Qu’il s’agisse de déchéance de la nationalité ou de la situation en Corse, tout débat tourne à l’aigre, de là à l’acrimonieux et enfin à la pure violence morale. Comment le Premier ministre, pris la main dans le sac de l’extrême droite, ose-t-il déclarer que la gauche « s’égare dans les grands principes » ? Comment peut-on « s’égarer » dans les grands principes républicains ? Je dois en déduire que Valls ne comprend pas ce que sont les « grands principes » républicains, comment ils forment un tout, une cohérence où chaque partie est liée aux autres pour former une doctrine définissant de façon précise et singulière ce qu’est le Peuple, la Nation et la République. Et le cas particulier de Manuel Valls ou de François Hollande rappelle une évidence : il n’y a pas de République sans républicain. Si l’exemple du mépris pour les principes fondateurs de la nation républicaine des Français vient du sommet de l’État, on ne doit pas s’étonner qu’il le soit ensuite publiquement par tous ses ennemis.
Non, Manuel Valls, nous ne nous égarons pas dans les grands principes. Nous nous égarerions sans eux. C’est bien pourquoi de mon côté je vois plus d’un trait commun entre le débat sur la déchéance de la nationalité et les empoignades sur les graves évènements en Corse.

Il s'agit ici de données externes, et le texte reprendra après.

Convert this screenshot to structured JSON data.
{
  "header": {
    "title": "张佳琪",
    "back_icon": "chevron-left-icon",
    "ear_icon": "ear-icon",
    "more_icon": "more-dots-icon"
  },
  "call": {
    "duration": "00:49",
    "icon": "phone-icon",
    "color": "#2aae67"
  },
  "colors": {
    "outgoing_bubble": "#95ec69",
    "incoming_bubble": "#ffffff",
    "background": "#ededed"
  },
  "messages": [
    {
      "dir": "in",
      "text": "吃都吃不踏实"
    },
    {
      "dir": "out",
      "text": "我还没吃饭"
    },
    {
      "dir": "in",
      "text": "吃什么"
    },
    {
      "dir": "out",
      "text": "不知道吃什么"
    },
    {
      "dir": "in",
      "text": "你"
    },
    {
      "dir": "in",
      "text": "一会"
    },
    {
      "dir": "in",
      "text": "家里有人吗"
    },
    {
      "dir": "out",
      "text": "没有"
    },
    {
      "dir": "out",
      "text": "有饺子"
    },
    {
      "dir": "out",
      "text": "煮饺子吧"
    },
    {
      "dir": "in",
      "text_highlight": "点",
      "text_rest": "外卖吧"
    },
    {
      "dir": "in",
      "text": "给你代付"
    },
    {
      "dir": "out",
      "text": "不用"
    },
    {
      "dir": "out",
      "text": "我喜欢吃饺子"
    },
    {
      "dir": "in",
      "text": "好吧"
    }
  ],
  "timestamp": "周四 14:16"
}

Pour moi, « on est chez nous » là où la loi s’applique à tous et où tous sont égaux devant la loi. La loi, même injuste, est la volonté du peuple et elle s’applique jusqu’à ce que le peuple la change. Ceci vaut condamnation de ceux qui agressent les pompiers à Ajaccio comme de ceux qui prétendent punir collectivement toute la population d’un quartier.

 Pour avoir dénoncé les violences d’Ajaccio, et rappelé que cette première en France intervient dans une ambiance locale spécifique, je me vois reprocher une mise en cause collective « des Corses ». Comment peut-on à la fois me reprocher de ne pas reconnaître le peuple corse et de l’incriminer par une généralisation ? Comment croire sérieusement que j’imagine une population française entière xénophobe ? Comment pourrais-je sans cesse dénoncer que l’on essentialise la nationalité comme je le fais contre le concept de « Français de souche » et reproduire cette sottise dans l’analyse du cas particulier d’un territoire français ?

C’est évidemment une ruse rhétorique de mes adversaires. M’accuser de dénigrer le « peuple corse » est une autre manière de donner à celui-ci une existence victimaire sympathique pour effacer la culpabilité des actes racistes et de leurs auteurs individuels. J’y sens le traditionnel fumet ethniciste relooké en élan compassionnel. Cette méthode prolonge en direction des « Corses » la culpabilité collective imputée aux habitants du quartier terrorisé. Or, pour moi, la responsabilité d’un acte est toujours individuelle. Et si j’admets, comme je le fais moi-même souvent dans l’analyse, que les conditions environnantes sociales culturelles et autres concourent évidemment à la formation des actes individuels, celles-ci ne peuvent fournir mieux que des circonstances atténuantes. Jamais des excuses ni des légitimations.